If Facebook is going on, it works. This is from a recently published article in The Economist:
The results of the fourth quarter of the company [Suggest that] His position seems rather susceptible and its winnings a little less breathtaking. It looks like a business with slow growth, an outdated core product and a cost control problem.
This should cause regulatory authorities to rethink their assumptions, says The Economist:
The narrative of the 2010s - from a series of natural monopolies with an almost effortless dominance over the economy and the investment portfolio - no longer reflects reality. Technology changes and an investment thrust change the products that sell technology companies and can lead to a different direction of winners and losers.
Is Facebook so smart? Have you led The Economist behind the light? If so, does the trick also work for regulatory authorities? I have no idea.
Readers have thoughts about Bitcoin
The letter from Tuesday contained a discussion about the different fates of meme shares and crypto, in which we quoted the historian Niall Ferguson, who wrote in Bloomberg. Here is part of what we have quoted:
It is [Bitcoin’s] scarcity that investors like, compared to-as the pandemic has made it clear-the potentially unlimited range of fiat currencies. . . .
. . . I assume that this crypto winter will soon be over. This will follow a spring in which Bitcoin continues its constant progress not only being a volatile option for digital gold, but also a reliable digital gold.
We did not quote Ferguson to prepare the argument that Bitcoin is valuable because it is scarce (which has been chewed and spit out many times). We just wanted to compare the mainstream moment of crypto and the lack of meme shares. Ferguson is influential and his support is a sign of time. But readers would not let the scarcity argument go through. Roger Tauss pointed out:
The argument of the Bitcoin shortage ignores the ease with which new cryptocurrencies are created. The relevant number of offer is not the number of bitcoins, but the entire universe of cryptocurrencies.

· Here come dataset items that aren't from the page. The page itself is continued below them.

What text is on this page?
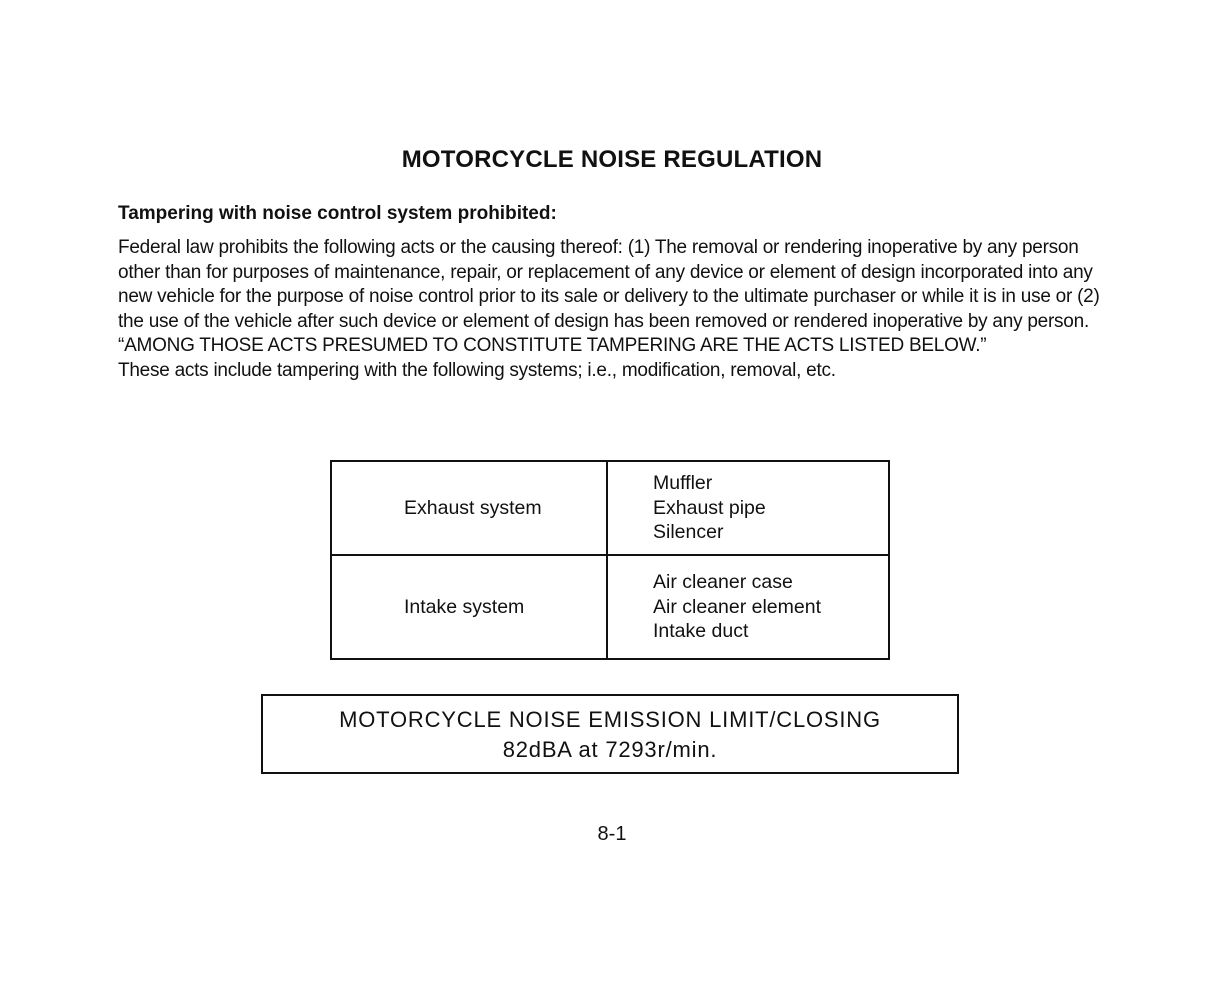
MOTORCYCLE NOISE REGULATION
Tampering with noise control system prohibited:

Federal law prohibits the following acts or the causing thereof: (1) The removal or rendering inoperative by any person other than for purposes of maintenance, repair, or replacement of any device or element of design incorporated into any new vehicle for the purpose of noise control prior to its sale or delivery to the ultimate purchaser or while it is in use or (2) the use of the vehicle after such device or element of design has been removed or rendered inoperative by any person.

“AMONG THOSE ACTS PRESUMED TO CONSTITUTE TAMPERING ARE THE ACTS LISTED BELOW.”

These acts include tampering with the following systems; i.e., modification, removal, etc.

Exhaust system	Muffler
Exhaust pipe
Silencer

Intake system	Air cleaner case
Air cleaner element
Intake duct
MOTORCYCLE NOISE EMISSION LIMIT/CLOSING
82dBA at 7293r/min.
8-1
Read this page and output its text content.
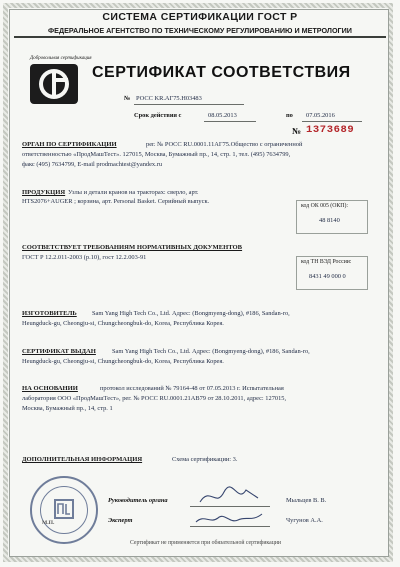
СИСТЕМА СЕРТИФИКАЦИИ ГОСТ Р
ФЕДЕРАЛЬНОЕ АГЕНТСТВО ПО ТЕХНИЧЕСКОМУ РЕГУЛИРОВАНИЮ И МЕТРОЛОГИИ
Добровольная сертификация
СЕРТИФИКАТ СООТВЕТСТВИЯ
№ РОСС KR.АГ75.H03483
Срок действия с	08.05.2013	по 07.05.2016
№ 1373689
ОРГАН ПО СЕРТИФИКАЦИИ	рег. № РОСС RU.0001.11АГ75.Общество с ограниченной
ответственностью «ПродМашТест». 127015, Москва, Бумажный пр., 14, стр. 1, тел. (495) 7634799,
факс (495) 7634799, E-mail prodmachtest@yandex.ru
ПРОДУКЦИЯ Узлы и детали кранов на тракторах: сверло, арт.
HTS2076+AUGER ; корзина, арт. Personal Basket. Серийный выпуск.
код ОК 005 (ОКП):
48 8140
СООТВЕТСТВУЕТ ТРЕБОВАНИЯМ НОРМАТИВНЫХ ДОКУМЕНТОВ
ГОСТ Р 12.2.011-2003 (р.10), гост 12.2.003-91
код ТН ВЭД России:
8431 49 000 0
ИЗГОТОВИТЕЛЬ Sam Yang High Tech Co., Ltd. Адрес: (Bongmyeng-dong), #186, Sandan-ro,
Heungduck-gu, Cheongju-si, Chungcheongbuk-do, Korea, Республика Корея.
СЕРТИФИКАТ ВЫДАН	Sam Yang High Tech Co., Ltd. Адрес: (Bongmyeng-dong), #186, Sandan-ro,
Heungduck-gu, Cheongju-si, Chungcheongbuk-do, Korea, Республика Корея.
НА ОСНОВАНИИ	протокол исследований № 79164-48 от 07.05.2013 г. Испытательная
лаборатория ООО «ПродМашТест», рег. № РОСС RU.0001.21АВ79 от 28.10.2011, адрес: 127015,
Москва, Бумажный пр., 14, стр. 1
ДОПОЛНИТЕЛЬНАЯ ИНФОРМАЦИЯ	Схема сертификации: 3.
М.П.
Руководитель органа	Мыльцев В. В.
Эксперт	Чугунов А.А.
Сертификат не применяется при обязательной сертификации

Martijn Bron, head of the cocoa chandelner at Cargill, thought a comparison with raw material production was useful:
scarcity is relevant if it refers to a demand that is derived from an economic cycle. This means that if there is a need, an application of an asset in an economic ecosystem [and] scarce supply, then the price increases to finally increase the offer and/or to discourage demand. . .
My assessment is that Bitcoin does not have this application in an economic ecosystem and its main purpose and its main attraction is speculation. And in contrast to raw materials, the demand for Bitcoin increases when the price increases and vice versa, which is typical of speculative hypes.
Bitcoin needs investors more than investors Bitcoin.
The key point of Bron and Tauss is that scarcity itself does not create any value. The fact that only 21 million Bitcoin will ever exist says nothing if there is no application. When the crypto bubble bursts, we and our readers no longer have to repeat these arguments. ( ethan wu )
a good reading
Always read Joseph Wang in his Fed Guy Blog. Here he (for us) gives a new report on how higher key interest rates influence the wealth prices on a broad front. By imposing losses on the bond loan - an "reverse wealth effect" - higher interest rates enforce a realignment of the portfolio.